Yeah, it did encourage me to go: This is supposed to be mutually pleasurable. We're supposed to enjoy ourselves, everyone participating in a consensual relationship is supposed to enjoy themselves. That's the point. I was one of the first people that talked about birth control because once I realized that people were using it in a more serious manner than I had anticipated, I made sure that I talked about safety. I made sure I talked about certain things that other people didn't want at the time. I ended up accidentally stumbling into a niche.

I will add this: I have actually seen some writers online where editors at some smaller houses ask them for sex scenes when there's no need for it. Don't do that. Trust your novel, trust your book. If it needs it to succeed, do it, and do a good job. But if it doesn't need to be there, don't put it in there.
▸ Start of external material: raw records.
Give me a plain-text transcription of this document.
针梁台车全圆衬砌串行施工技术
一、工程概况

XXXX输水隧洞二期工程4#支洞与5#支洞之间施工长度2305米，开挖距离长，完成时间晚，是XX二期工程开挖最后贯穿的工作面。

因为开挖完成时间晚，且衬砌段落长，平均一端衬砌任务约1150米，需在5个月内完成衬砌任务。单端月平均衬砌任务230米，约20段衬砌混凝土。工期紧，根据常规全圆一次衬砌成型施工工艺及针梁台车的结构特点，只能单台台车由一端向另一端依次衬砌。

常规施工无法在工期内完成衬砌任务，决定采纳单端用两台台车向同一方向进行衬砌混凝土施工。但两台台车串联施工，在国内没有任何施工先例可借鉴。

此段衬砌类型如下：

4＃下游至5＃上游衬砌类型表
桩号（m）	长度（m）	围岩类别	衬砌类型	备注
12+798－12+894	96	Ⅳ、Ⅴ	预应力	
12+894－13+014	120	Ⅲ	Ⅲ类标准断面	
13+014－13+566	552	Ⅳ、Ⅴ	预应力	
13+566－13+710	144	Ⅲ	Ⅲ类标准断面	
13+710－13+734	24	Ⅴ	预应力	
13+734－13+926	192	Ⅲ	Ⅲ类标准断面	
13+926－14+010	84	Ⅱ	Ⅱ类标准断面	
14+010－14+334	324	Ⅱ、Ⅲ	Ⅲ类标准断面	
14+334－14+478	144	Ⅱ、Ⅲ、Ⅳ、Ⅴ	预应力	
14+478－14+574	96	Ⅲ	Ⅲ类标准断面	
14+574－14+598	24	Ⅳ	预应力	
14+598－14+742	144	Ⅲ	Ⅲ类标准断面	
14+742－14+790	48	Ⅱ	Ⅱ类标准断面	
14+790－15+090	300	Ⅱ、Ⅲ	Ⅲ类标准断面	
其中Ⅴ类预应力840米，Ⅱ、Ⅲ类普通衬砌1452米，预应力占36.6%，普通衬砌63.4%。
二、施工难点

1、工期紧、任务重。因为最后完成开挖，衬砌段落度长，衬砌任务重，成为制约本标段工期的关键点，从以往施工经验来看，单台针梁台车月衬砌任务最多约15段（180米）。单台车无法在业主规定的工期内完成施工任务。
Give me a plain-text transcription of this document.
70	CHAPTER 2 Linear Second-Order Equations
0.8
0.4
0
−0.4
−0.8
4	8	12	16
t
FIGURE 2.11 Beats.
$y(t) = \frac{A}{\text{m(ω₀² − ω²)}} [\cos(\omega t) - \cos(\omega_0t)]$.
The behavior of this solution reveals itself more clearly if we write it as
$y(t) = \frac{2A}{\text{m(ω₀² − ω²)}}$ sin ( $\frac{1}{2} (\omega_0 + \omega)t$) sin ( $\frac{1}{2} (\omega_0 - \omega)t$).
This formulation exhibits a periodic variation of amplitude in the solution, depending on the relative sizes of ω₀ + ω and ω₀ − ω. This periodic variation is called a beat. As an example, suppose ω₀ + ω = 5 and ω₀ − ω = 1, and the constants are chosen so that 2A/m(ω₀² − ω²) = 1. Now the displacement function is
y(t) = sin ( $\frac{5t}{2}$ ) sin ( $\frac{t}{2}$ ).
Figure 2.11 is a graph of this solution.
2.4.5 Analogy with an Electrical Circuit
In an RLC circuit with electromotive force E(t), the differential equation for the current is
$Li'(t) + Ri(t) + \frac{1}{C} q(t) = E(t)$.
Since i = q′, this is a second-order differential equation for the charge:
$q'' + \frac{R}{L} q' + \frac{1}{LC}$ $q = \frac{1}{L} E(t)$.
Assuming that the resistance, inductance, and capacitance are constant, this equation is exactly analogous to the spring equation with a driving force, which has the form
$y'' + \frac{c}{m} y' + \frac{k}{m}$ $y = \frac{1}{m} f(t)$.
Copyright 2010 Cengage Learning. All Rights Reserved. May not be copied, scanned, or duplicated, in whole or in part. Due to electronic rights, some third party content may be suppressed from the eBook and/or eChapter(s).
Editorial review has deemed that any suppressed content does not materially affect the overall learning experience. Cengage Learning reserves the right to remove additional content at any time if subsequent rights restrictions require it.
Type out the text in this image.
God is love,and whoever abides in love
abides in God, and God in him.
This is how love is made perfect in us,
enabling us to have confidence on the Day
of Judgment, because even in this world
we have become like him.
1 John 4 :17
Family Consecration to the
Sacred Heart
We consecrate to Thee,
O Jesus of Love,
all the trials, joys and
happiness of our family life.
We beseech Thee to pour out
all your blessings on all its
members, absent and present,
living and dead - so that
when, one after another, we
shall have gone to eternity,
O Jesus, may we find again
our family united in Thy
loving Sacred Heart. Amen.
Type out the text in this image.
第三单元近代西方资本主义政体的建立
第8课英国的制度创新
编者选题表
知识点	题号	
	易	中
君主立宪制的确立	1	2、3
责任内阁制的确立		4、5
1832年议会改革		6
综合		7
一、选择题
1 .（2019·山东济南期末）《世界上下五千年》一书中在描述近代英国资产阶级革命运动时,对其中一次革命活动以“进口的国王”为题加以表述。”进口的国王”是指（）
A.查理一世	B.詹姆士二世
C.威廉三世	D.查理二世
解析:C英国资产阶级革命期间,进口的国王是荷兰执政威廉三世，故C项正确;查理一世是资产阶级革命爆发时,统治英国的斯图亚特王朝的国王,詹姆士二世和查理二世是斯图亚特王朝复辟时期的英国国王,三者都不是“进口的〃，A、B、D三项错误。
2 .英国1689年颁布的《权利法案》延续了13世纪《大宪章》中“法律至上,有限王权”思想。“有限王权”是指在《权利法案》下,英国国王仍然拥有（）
You were the first or one of the first to write genre-blending books and books with lots of sex, polyamorous relationships. How does it feel to have opened the door for other writers?

Well, you're welcome. First of all, when I was first trying to sell the series, even though it took a while for some of the content to get to where it is, nobody knew what to do with it. The first book was rejected over 200 times. But because I was popular, it opened the door for everybody that's come after. I love the fact that poly and alternate lifestyles are being better represented, because that is important. Representation matters.

I'm very happy that so many people came in behind me and expanded it. The only thing is the earlier caveat. I think some writers are feeling forced to put things in their books that they're not comfortable writing. I don't agree with that. But other than that, it's great.

You've had a great amount of success, but you've probably taken a lot of flak. Are you able to brush it off?

When it initially started happening, it hurt more. But over the years, you get a thicker skin, or you just can't stay in the business. Because the early books had no sex in them, when the sex started coming up, especially polyamory started coming up, I would have people come to signings, and they would smile and nod and talk about the books and hand their book over to be signed. Then they would call me a whore to my face for writing it, say Anita was a whore. The first time it happened, it was like, "Wow, OK." But I got used to it. Which is a sad thing to say, isn't it? I say, "'Whore' implies that you take money for sex. And since Anita doesn't, and I don't, then that's not the correct definition." They would always agree with me.

The fact that I have a pat answer for that insult is sad. But they would always get their books signed first, no matter what they say to me, no matter how insulting they are. There have been other things, but that one has happened the most often. But you know what? Owning your sexuality as a woman doesn't make you a bad person. It means you have ownership of yourself. That is never a bad thing. Anybody that thinks otherwise — that's their issue, not mine.